Says Socrates: "They take no notice of the laws, whether written or
unwritten, in order to avoid having any master at all." That is, any
kind of "hierarchy" in a democracy is rejected as "authoritarian."
But this extreme freedom, according to Socrates, eventually enslaves
democracy.

As the progressive politicians and intellectuals come to dominate the
democratic city, its "fiercest members do all the talking and acting,
while the rest settle near the speakers platform and buzz and refuse
to tolerate the opposition of another speaker." There are
"impeachments, judgments and trials on both sides." The politicians
heat up the crowds by vilifying business and wealth and by promising
to spread the wealth around. The people then "set up one man as their
special champion" and begin "nurturing him and making him great."

The people's "special champion" however transforms from leader to
tyrant. He "drops hints about the cancellation of debts and the
redistribution of land" and continues to "stir up civil wars against
the rich." All who have reached this stage, says Socrates, "soon
discover the famous request of a tyrant, namely, that the people give
him a bodyguard to keep their defender safe for them." The people
give him this new security force, "because they are afraid for his
safety but aren't worried at all about their own."

Socrates describes the early weeks of the new leader's reign:

"Won't he smile in welcome at anyone he meets, saying that he's no
tyrant, making all sorts of promises both in public and in private,
freeing the people from debt, redistributing land to them, and to his
followers, and pretending to be gracious and gentle to all?"

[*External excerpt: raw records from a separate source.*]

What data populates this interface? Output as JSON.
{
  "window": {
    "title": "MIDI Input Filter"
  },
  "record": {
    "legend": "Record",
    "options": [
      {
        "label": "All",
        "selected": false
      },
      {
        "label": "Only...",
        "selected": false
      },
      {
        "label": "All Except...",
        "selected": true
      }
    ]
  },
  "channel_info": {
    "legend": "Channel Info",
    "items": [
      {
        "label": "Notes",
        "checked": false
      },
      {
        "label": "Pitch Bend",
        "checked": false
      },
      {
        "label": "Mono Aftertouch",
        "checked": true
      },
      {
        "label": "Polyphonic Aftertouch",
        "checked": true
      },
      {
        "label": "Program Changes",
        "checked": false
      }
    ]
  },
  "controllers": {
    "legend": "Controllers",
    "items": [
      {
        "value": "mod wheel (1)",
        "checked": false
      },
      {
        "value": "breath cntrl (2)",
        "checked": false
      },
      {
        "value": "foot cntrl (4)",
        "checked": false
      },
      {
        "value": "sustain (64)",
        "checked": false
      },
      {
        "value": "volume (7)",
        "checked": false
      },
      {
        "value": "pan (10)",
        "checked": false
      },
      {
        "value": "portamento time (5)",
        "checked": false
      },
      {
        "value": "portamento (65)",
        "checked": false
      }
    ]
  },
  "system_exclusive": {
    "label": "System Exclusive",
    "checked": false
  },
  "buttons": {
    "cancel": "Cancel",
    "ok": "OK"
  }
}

After a series of unpopular actions, including stirring up a war in
order to generate popular support, the leader begins to alienate some
of his closest and most ardent advisers who begin to voice their
misgivings in private. Following a purge of these advisors the tyrant
attracts some of the worst elements of the city to help him rule. As
the citizens grow weary of his tenure the tyrant chooses to attract
foreigners to resupply his dwindling national bodyguard. The citizens
finally decide they've had enough and begin to discuss rebellion.

At this point in the dialogue Adeimantus asks Socrates incredulously:
"What do you mean? Will the tyrant dare to use violence against [the
people] or to hit [them] if [they] don't obey? Socrates answers:

"Yes - once he's taken away [the people's] weapons."

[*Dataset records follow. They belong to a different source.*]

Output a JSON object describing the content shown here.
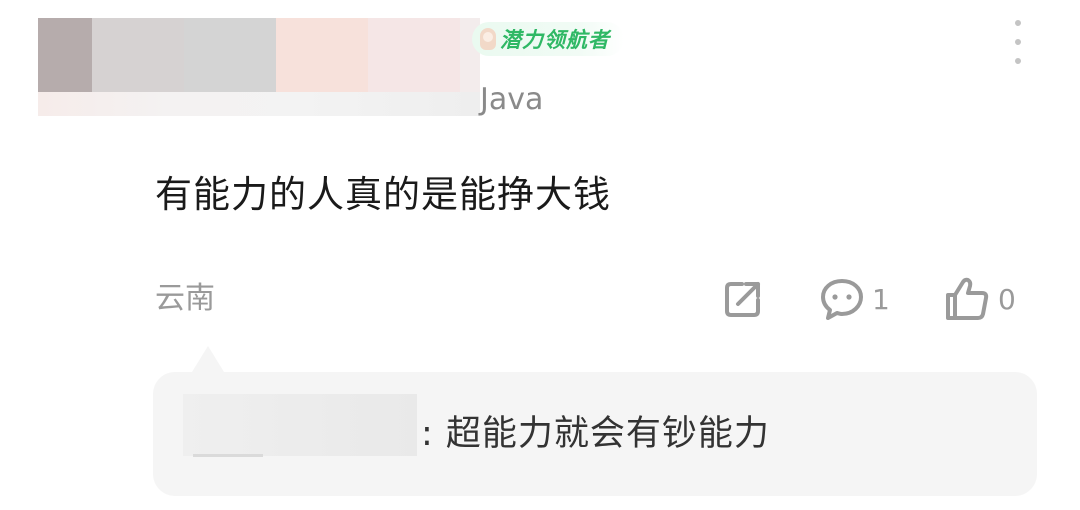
{
  "post": {
    "badge_label": "潜力领航者",
    "subtitle": "Java",
    "content": "有能力的人真的是能挣大钱",
    "location": "云南",
    "comment_count": "1",
    "like_count": "0"
  },
  "reply": {
    "text": ": 超能力就会有钞能力"
  },
  "colors": {
    "badge_green": "#2fb865",
    "icon_gray": "#9a9a9a",
    "reply_bg": "#f5f5f5"
  }
}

Thus ends Book VIII of Plato's Republic. I won't spoil the marvelous
ending (Books IX and X) but I would like to spend a few moments
drawing some conclusions about the overall message of this fascinating
text and its relevance for 21st century Americans.

First, those of us who are incapable of self-mastery will always
shamefully prostrate ourselves before messianic political leaders.
The progressive left in America has spent countless generations
destroying the guardians of our inner citadel: religion, family,
parents, and tradition - in short, conservatism and limits. When we
exhaust the financial and moral capital of previous generations (and
future ones, as with the current stimulus bill) we will dutifully line
up at the public trough, on our knees. Citizens capable of
self-mastery will always choose to be left alone. In other words,
they'll always choose limited government.

Second, freedom without limits paves the way to tyranny by undermining
respect for the law. When politicians play fast and loose with the
law it becomes easier for them and for the people to see special
champions as alternative sources of rule. Today in America the
objective basis for law is being attacked on campuses and even in law
schools as too authoritarian and too insensitive to the subjective
experiences and personal narratives of criminals. The SAT exam has
also been under assault for the same reasons. As Socrates warned:
extreme freedom will instill a paranoia about any kind of "master"
including objective measurements of right and wrong, and of merit
based forms of achievement. But when the citizens become enslaved to
their vices they'll dutifully cry out for another kind of master.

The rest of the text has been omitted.